Kanserlerin yüzde 90’ının çevresel, yüzde 10’unun kalıtsal faktörlerden oluştuğunu söyleyen Prof. Dr. Şener Cihan, “Kanserin olma olasılığını hiçbir zaman yüzde 0’a indiremiyoruz ama olasılığı düşürebiliriz. Risk hepimiz için var. Kimsenin vücudu diğerlerinden daha farklı değil. Bazılarında genetik geçişli kanser olasılığı yüksek olabilir ama herkesin kanser olabilme olasılığı var. Burada devreye erken teşhis giriyor. Kanserden korkmayın geç kalmaktan korkun mantığıyla hareket ediyoruz ve erken teşhis edilen kanser görünce rahatlıyoruz” ifadelerini kullandı.
Akciğer kanserlerinin büyük bir kısmının farklı bir sebeple hastaneye başvuran kimselerde ortaya çıktığını kaydeden Cihan, “Burada altını çizerek söyleyeceğim nokta şu; günlük olmasa bile rutin takipler yapılmalı, kendi risk faktörlerimizi bilmeli ve gittiğiniz bir sağlık kuruluşunun görüşü kafanızı karıştırdıysa mutlaka başka bir güvenilir sağlık kuruluşuna daha gidilmelidir” dedi.

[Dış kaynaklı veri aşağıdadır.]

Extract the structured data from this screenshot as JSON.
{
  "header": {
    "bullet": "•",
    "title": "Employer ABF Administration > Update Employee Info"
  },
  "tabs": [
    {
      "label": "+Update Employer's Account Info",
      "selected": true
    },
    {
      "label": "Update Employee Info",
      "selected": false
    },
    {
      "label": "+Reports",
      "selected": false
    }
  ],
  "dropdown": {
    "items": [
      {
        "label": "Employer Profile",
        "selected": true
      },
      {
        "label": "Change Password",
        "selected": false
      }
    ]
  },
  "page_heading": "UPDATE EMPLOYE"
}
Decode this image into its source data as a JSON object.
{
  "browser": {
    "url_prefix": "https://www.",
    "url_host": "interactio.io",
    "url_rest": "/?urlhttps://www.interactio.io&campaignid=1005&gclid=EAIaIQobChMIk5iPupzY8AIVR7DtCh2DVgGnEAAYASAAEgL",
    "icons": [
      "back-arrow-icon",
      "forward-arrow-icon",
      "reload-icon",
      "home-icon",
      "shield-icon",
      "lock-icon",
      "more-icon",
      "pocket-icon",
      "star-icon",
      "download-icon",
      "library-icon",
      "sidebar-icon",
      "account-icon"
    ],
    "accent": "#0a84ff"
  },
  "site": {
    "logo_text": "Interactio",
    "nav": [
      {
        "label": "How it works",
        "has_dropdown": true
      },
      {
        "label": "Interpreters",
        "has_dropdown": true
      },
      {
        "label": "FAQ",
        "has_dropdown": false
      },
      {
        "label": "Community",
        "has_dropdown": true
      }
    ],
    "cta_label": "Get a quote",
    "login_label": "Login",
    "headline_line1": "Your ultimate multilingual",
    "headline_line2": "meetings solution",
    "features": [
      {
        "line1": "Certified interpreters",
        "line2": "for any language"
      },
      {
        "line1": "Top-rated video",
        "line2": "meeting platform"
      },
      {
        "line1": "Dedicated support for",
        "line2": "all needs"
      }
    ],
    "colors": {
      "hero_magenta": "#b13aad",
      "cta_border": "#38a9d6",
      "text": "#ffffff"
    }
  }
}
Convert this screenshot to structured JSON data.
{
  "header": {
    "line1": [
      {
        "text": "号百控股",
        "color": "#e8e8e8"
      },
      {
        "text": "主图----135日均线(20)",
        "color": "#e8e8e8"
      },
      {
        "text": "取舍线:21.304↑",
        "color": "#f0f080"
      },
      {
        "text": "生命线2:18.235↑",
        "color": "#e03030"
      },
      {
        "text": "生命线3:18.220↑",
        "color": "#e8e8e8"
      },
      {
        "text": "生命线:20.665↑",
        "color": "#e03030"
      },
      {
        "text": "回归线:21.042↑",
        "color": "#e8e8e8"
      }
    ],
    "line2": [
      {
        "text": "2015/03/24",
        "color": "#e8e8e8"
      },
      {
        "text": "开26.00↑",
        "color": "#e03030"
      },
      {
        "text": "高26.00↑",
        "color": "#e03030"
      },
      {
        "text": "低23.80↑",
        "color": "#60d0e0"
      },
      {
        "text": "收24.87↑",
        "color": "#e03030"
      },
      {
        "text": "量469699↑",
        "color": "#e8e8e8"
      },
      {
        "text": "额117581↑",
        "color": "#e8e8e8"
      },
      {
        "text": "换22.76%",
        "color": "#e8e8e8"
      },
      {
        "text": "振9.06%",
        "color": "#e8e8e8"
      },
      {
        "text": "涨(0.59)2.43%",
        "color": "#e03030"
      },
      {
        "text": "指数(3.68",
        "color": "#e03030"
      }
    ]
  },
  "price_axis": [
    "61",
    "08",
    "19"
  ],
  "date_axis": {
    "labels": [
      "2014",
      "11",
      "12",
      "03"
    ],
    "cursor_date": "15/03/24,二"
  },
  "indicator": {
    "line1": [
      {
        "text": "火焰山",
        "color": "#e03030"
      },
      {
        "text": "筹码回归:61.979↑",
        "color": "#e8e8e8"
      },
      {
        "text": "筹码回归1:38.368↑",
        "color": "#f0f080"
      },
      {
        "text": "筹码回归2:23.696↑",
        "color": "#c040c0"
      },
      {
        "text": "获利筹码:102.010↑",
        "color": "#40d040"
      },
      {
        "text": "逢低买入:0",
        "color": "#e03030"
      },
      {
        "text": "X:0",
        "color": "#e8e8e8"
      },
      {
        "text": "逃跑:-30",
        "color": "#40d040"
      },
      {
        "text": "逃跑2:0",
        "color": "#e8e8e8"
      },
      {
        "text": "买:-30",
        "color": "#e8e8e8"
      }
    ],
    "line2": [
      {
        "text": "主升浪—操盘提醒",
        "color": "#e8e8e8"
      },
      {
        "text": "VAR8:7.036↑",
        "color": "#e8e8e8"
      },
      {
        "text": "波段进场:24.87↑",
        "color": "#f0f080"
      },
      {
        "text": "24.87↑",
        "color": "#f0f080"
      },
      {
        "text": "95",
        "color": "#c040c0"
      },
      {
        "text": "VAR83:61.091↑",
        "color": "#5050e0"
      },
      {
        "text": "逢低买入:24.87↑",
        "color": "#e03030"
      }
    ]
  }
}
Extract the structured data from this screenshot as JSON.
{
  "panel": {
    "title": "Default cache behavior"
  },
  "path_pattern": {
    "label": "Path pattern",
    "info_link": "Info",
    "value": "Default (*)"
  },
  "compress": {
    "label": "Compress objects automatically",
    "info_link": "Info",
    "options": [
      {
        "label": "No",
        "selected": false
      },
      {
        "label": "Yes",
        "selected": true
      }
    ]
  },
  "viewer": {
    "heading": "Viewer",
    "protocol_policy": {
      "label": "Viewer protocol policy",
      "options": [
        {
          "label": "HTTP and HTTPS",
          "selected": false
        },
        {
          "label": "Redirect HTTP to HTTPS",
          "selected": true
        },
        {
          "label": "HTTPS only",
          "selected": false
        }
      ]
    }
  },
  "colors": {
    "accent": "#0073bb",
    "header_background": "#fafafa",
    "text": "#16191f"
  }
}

Cihan sözlerini şöyle sürdürdü:
Onkologların en çok zorlandığı konu insanlardaki hem teşhis hem tedavi noktasındaki ön yargı. Bu gibi durumlarda ise hastaların başvurdukları merdiven altı tedavi yöntemleri oluyor. Böyle bir tedavi yöntemi yok. Bundan kaçının. Hiçbir yan etkisi olmayan onkolojik bir tedavi mümkün değildir. Bunu size alternatif olarak sunan birisiyle karşı karşıyaysanız lütfen oradan kaçın. Bu kadar net söylüyorum. Bizim hedefe yönelik tedavi dediğimiz tümör hücresini bulan ve onu öldüren akıllı ilaçların bile yan etkileri var. Çünkü o tümör hücresini öldürürken o reseptör normal hücrelerde de var bir kısmında onu da etkiliyor ve yan etkilerini görebiliriz” ifadelerini kullandı.